Thursday, May 16, 2019
8pm
An Evening with
Jared Diamond
discussing his book,
Upheaval: Turning Points for Nations in Crisis
Aratani Theatre
Japanese American Cultural & Community Center
244 S. San Pedro Street
Downtown Los Angeles, CA 90012
PURCHASE TICKETS
$75.00 first three rows (includes book)
$55.00 orchestra section (includes book)
$45.00 balcony section (includes book)
$20.00 balcony
Upheaval is the final book in Jared Diamond’s trilogy. Guns, Germs, and Steel and Collapse transformed our understanding of what makes civilizations rise and fall. Upheaval reveals how nations and individuals recover from crisis and become more resilient.
Jared Diamond, a noted polymath, is Professor of Geography at the University of California, Los Angeles. Among his many awards are the U.S. National Medal of Science, Japan’s Cosmos Prize, a MacArthur Foundation Fellowship, a Pulitzer Prize for General Nonfiction, and election to the U.S. National Academy of Sciences. He is the author of the international best-selling books Guns, Germs, and Steel, Collapse, Why Is Sex Fun?, The World until Yesterday, and The Third Chimpanzee, and is the presenter of TV documentary series based on three of those books.
“A riveting and illuminating tour of how nations deal with crises — which might hopefully help humanity as a whole deal with our present global crisis.”―Yuval Noah Harari, author of Sapiens and 21 Lessons for the 21st Century
In his earlier bestsellers Guns, Germs and Steel and Collapse, Jared Diamond transformed our understanding of what makes civilizations rise and fall. Now, in the final book in this monumental trilogy, Upheaval: Turning Points for Nations in Crisis, he reveals how successful nations recover from crisis through selective change — a coping mechanism more commonly associated with personal trauma.

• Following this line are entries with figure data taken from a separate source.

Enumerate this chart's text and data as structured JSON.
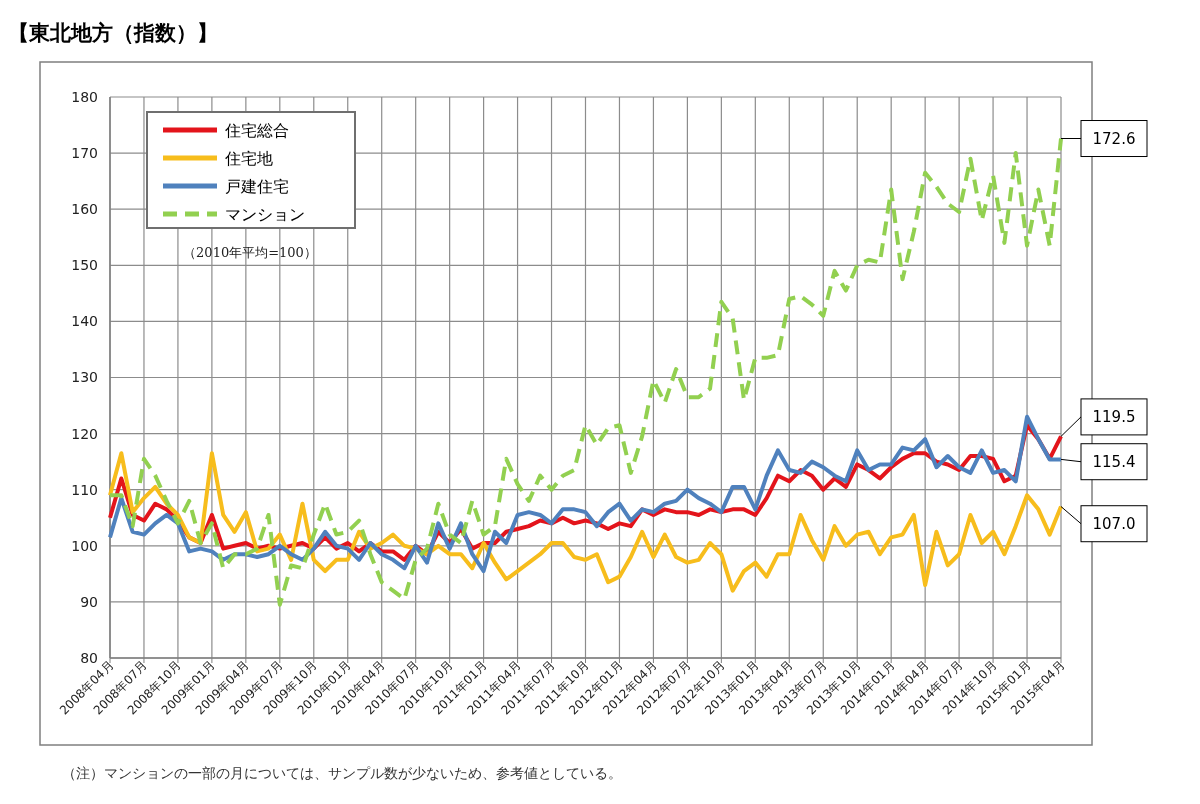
{
  "chart_data": {
    "type": "line",
    "title": "【東北地方（指数）】",
    "categories": [
      "2008年04月",
      null,
      null,
      "2008年07月",
      null,
      null,
      "2008年10月",
      null,
      null,
      "2009年01月",
      null,
      null,
      "2009年04月",
      null,
      null,
      "2009年07月",
      null,
      null,
      "2009年10月",
      null,
      null,
      "2010年01月",
      null,
      null,
      "2010年04月",
      null,
      null,
      "2010年07月",
      null,
      null,
      "2010年10月",
      null,
      null,
      "2011年01月",
      null,
      null,
      "2011年04月",
      null,
      null,
      "2011年07月",
      null,
      null,
      "2011年10月",
      null,
      null,
      "2012年01月",
      null,
      null,
      "2012年04月",
      null,
      null,
      "2012年07月",
      null,
      null,
      "2012年10月",
      null,
      null,
      "2013年01月",
      null,
      null,
      "2013年04月",
      null,
      null,
      "2013年07月",
      null,
      null,
      "2013年10月",
      null,
      null,
      "2014年01月",
      null,
      null,
      "2014年04月",
      null,
      null,
      "2014年07月",
      null,
      null,
      "2014年10月",
      null,
      null,
      "2015年01月",
      null,
      null,
      "2015年04月"
    ],
    "series": [
      {
        "name": "住宅総合",
        "color": "#e3141b",
        "line_style": "solid",
        "values": [
          105,
          112,
          105.5,
          104.5,
          107.5,
          106.5,
          104.5,
          101.5,
          100.5,
          105.5,
          99.5,
          100,
          100.5,
          99.5,
          100,
          99.5,
          100,
          100.5,
          99.5,
          101.5,
          99.5,
          100.5,
          99,
          100.5,
          99,
          99,
          97.5,
          100,
          98.5,
          102.5,
          100.5,
          103,
          99.5,
          100.5,
          100.5,
          102.5,
          103,
          103.5,
          104.5,
          104,
          105,
          104,
          104.5,
          104,
          103,
          104,
          103.5,
          106.5,
          105.5,
          106.5,
          106,
          106,
          105.5,
          106.5,
          106,
          106.5,
          106.5,
          105.5,
          108.5,
          112.5,
          111.5,
          113.5,
          112.5,
          110,
          112,
          110.5,
          114.5,
          113.5,
          112,
          114,
          115.5,
          116.5,
          116.5,
          115,
          114.5,
          113.5,
          116,
          116,
          115.5,
          111.5,
          112.5,
          121.5,
          119,
          115.5,
          119.5
        ]
      },
      {
        "name": "住宅地",
        "color": "#f7bd1c",
        "line_style": "solid",
        "values": [
          109,
          116.5,
          106,
          108.5,
          110.5,
          107.5,
          105.5,
          101.5,
          100.5,
          116.5,
          105.5,
          102.5,
          106,
          99,
          99.5,
          102,
          97.5,
          107.5,
          97.5,
          95.5,
          97.5,
          97.5,
          102.5,
          99.5,
          100.5,
          102,
          100,
          99.5,
          98.5,
          100,
          98.5,
          98.5,
          96,
          100.5,
          97,
          94,
          95.5,
          97,
          98.5,
          100.5,
          100.5,
          98,
          97.5,
          98.5,
          93.5,
          94.5,
          98,
          102.5,
          98,
          102,
          98,
          97,
          97.5,
          100.5,
          98.5,
          92,
          95.5,
          97,
          94.5,
          98.5,
          98.5,
          105.5,
          101,
          97.5,
          103.5,
          100,
          102,
          102.5,
          98.5,
          101.5,
          102,
          105.5,
          93,
          102.5,
          96.5,
          98.5,
          105.5,
          100.5,
          102.5,
          98.5,
          103.5,
          109,
          106.5,
          102,
          107
        ]
      },
      {
        "name": "戸建住宅",
        "color": "#4f81bd",
        "line_style": "solid",
        "values": [
          101.5,
          108.5,
          102.5,
          102,
          104,
          105.5,
          104,
          99,
          99.5,
          99,
          97.5,
          98.5,
          98.5,
          98,
          98.5,
          100,
          98.5,
          97.5,
          99.5,
          102.5,
          100,
          99.5,
          97.5,
          100.5,
          98.5,
          97.5,
          96,
          100,
          97,
          104,
          99.5,
          104,
          98.5,
          95.5,
          102.5,
          100.5,
          105.5,
          106,
          105.5,
          104,
          106.5,
          106.5,
          106,
          103.5,
          106,
          107.5,
          104.5,
          106.5,
          106,
          107.5,
          108,
          110,
          108.5,
          107.5,
          106,
          110.5,
          110.5,
          106.5,
          112.5,
          117,
          113.5,
          113,
          115,
          114,
          112.5,
          111.5,
          117,
          113.5,
          114.5,
          114.5,
          117.5,
          117,
          119,
          114,
          116,
          114,
          113,
          117,
          113,
          113.5,
          111.5,
          123,
          119,
          115.4,
          115.4
        ]
      },
      {
        "name": "マンション",
        "color": "#92d050",
        "line_style": "dashed",
        "values": [
          109,
          109,
          103.5,
          115.5,
          112.5,
          108,
          104,
          108,
          100.5,
          104,
          96,
          98.5,
          98.5,
          99.5,
          105.5,
          89.5,
          96.5,
          96,
          102,
          107.5,
          102,
          102.5,
          104.5,
          98.5,
          93.5,
          92,
          90.5,
          97.5,
          99.5,
          107.5,
          102,
          100.5,
          108,
          102,
          103.5,
          115.5,
          111,
          108,
          112.5,
          110,
          112.5,
          113.5,
          121.5,
          118,
          121,
          121.5,
          113,
          119.5,
          129.5,
          125.5,
          131.5,
          126.5,
          126.5,
          128,
          143.5,
          140.5,
          126,
          133.5,
          133.5,
          134,
          144,
          144.5,
          143,
          141,
          149,
          145.5,
          150,
          151,
          150.5,
          163.5,
          147.5,
          156,
          166.5,
          164,
          161,
          159.5,
          169,
          158,
          166,
          154,
          170,
          153.5,
          163.5,
          153.5,
          172.6
        ]
      }
    ],
    "ylim": [
      80,
      180
    ],
    "yticks": [
      80,
      90,
      100,
      110,
      120,
      130,
      140,
      150,
      160,
      170,
      180
    ],
    "grid": true,
    "legend": "top left",
    "annotations": [
      "（2010年平均=100）",
      "（注）マンションの一部の月については、サンプル数が少ないため、参考値としている。",
      {
        "text": "172.6",
        "x": "2015年04月",
        "y": 172.6
      },
      {
        "text": "119.5",
        "x": "2015年04月",
        "y": 119.5
      },
      {
        "text": "115.4",
        "x": "2015年04月",
        "y": 115.4
      },
      {
        "text": "107.0",
        "x": "2015年04月",
        "y": 107
      }
    ]
  }
}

In a dazzling comparative study, Diamond shows us how seven countries have survived defining upheavals in the recent past — from US Commodore Perry’s arrival in Japan to the Soviet invasion of Finland to Pinochet’s regime in Chile — through a process of painful self-appraisal and adaptation, and he identifies patterns in the way that these distinct nations recovered from calamity. Looking ahead to the future, he investigates whether the United States, and the world, are squandering their natural advantages, on a path towards political conflict and decline. Or can we still learn from the lessons of the past?
Adding a psychological dimension to the awe-inspiring grasp of history, geography, economics, and anthropology that marks all Diamond’s work, Upheaval reveals how both nations and individuals can become more resilient. The result is a book that is epic, urgent, and groundbreaking.